A form view with local input state and a submission callback:

AuthModule/views/LoginFormSection.wds
module AuthModule
view LoginFormSection "Renders the login form and surfaces submission interactions" (
props (
error(AuthError),
onSubmit credentials(AccountCredentials),
onForgotPassword accountDetails(RecoverAccount)
)
state (
inputEmail(string) is "",
inputPassword(string) is ""
)
)

A reusable card view with interaction callbacks declared in props:

UIModule/views/NotificationCard.wds
module UIModule
view NotificationCard "Displays a single notification with dismiss and action controls" (
props (
message(string),
type(string),
onDismiss notification(NotificationDismissed),
onAction notification(NotificationActioned)
)
)

File Location

Each view lives in its own file under the views directory of its owning module:

/my-project/
AuthModule/
AuthModule.wds
screens/
LoginScreen.wds
views/
LoginFormSection.wds
UIModule/
views/
NotificationBanner.wds
NotificationCard.wds
CatalogModule/
views/
OrderSummary.wds

The file is named after the view it defines.

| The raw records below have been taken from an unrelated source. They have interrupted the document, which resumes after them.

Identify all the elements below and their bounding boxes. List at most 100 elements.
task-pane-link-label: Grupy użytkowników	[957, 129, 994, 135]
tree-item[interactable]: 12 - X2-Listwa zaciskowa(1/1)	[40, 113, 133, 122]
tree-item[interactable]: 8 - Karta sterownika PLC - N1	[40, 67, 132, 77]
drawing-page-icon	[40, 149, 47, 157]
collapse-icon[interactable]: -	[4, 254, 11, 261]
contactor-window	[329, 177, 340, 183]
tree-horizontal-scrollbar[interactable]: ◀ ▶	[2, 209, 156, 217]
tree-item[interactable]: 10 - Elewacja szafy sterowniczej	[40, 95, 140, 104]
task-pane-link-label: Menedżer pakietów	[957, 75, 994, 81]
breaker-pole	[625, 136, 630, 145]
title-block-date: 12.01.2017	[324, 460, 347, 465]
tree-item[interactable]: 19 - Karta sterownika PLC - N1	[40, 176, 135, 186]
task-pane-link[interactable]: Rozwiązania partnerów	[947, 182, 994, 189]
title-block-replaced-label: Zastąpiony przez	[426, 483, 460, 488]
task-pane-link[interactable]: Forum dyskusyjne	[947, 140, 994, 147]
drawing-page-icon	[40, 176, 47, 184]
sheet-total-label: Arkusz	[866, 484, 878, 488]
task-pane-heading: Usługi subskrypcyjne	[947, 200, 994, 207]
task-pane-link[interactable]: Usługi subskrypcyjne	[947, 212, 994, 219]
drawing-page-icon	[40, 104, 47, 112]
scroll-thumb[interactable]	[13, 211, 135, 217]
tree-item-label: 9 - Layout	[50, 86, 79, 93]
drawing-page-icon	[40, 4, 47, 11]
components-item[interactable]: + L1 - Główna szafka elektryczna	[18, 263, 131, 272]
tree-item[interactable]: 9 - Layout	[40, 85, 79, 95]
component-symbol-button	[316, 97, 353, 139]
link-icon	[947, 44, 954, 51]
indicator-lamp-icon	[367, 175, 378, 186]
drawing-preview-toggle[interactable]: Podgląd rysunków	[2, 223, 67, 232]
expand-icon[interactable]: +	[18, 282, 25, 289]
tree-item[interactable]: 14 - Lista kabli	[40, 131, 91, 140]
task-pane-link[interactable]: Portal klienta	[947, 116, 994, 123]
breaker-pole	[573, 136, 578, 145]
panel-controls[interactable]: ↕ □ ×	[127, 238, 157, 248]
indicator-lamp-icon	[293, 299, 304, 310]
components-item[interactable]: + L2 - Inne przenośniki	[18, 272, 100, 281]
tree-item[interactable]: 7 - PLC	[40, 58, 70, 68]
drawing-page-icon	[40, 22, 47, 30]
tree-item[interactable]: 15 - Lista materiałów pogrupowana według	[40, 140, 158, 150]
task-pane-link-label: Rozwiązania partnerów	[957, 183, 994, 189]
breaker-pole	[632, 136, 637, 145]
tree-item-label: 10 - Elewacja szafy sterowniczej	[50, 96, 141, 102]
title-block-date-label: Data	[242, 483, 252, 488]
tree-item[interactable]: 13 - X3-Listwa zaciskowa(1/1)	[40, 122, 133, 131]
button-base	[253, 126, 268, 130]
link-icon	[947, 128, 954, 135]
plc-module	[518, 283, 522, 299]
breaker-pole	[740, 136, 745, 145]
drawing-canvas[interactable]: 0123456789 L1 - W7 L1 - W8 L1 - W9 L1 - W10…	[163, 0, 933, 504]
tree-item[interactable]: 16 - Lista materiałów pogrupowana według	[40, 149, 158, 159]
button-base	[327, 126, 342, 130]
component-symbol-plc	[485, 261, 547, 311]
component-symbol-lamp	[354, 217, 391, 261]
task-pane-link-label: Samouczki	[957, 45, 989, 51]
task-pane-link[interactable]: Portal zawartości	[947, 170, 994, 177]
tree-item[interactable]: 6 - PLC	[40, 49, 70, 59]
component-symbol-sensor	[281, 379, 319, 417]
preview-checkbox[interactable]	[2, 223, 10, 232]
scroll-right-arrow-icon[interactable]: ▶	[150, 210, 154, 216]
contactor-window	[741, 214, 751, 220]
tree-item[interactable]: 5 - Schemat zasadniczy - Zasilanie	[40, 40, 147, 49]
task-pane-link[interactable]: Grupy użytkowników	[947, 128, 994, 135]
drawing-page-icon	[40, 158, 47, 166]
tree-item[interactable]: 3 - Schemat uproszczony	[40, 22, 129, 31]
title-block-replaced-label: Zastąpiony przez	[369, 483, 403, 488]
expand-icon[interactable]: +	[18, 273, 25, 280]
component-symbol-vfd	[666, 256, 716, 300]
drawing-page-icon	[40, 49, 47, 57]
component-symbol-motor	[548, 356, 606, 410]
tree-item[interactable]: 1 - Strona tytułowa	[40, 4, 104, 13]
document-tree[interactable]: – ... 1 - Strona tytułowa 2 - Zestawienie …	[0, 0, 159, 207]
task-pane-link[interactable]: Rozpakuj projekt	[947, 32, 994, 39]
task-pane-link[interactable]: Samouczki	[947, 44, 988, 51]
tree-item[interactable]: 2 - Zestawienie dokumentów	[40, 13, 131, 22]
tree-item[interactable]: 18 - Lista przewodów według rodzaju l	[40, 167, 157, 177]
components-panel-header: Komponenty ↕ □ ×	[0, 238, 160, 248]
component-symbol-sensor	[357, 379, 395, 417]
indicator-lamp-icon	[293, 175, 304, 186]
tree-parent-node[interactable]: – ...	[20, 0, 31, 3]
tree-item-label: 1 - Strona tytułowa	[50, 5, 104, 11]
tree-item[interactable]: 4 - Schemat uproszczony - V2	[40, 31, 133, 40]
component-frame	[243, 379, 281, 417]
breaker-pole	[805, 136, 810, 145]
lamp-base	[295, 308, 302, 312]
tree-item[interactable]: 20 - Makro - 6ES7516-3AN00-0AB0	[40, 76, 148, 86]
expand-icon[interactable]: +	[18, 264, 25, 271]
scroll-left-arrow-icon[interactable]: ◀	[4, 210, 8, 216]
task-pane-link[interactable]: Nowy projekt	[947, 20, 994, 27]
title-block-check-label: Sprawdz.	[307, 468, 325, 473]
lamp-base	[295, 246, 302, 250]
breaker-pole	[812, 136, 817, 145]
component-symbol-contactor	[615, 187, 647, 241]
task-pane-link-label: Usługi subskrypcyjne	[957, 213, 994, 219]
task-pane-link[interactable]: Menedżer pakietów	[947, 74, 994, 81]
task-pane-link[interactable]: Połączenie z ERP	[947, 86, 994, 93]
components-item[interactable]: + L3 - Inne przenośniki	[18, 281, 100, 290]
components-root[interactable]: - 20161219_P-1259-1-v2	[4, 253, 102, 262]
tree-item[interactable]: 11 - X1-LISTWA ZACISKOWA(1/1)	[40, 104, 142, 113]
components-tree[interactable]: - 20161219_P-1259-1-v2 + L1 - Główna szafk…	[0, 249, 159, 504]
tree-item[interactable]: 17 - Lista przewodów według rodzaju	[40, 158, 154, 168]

Relationship to Other Constructs

A view is used by a screen or by another view. It cannot be used by a state directly — a screen is always the entry point between the state and the view tree.

A view receives data from its parent via props and surfaces interactions upward via props callbacks. It has no access to state.context or state.return() — those are available only to the screen.

A view can use other views, composing larger UI units. It can reference views from other modules using their qualified name — ModuleName.ViewName — provided those views are exposed by their module.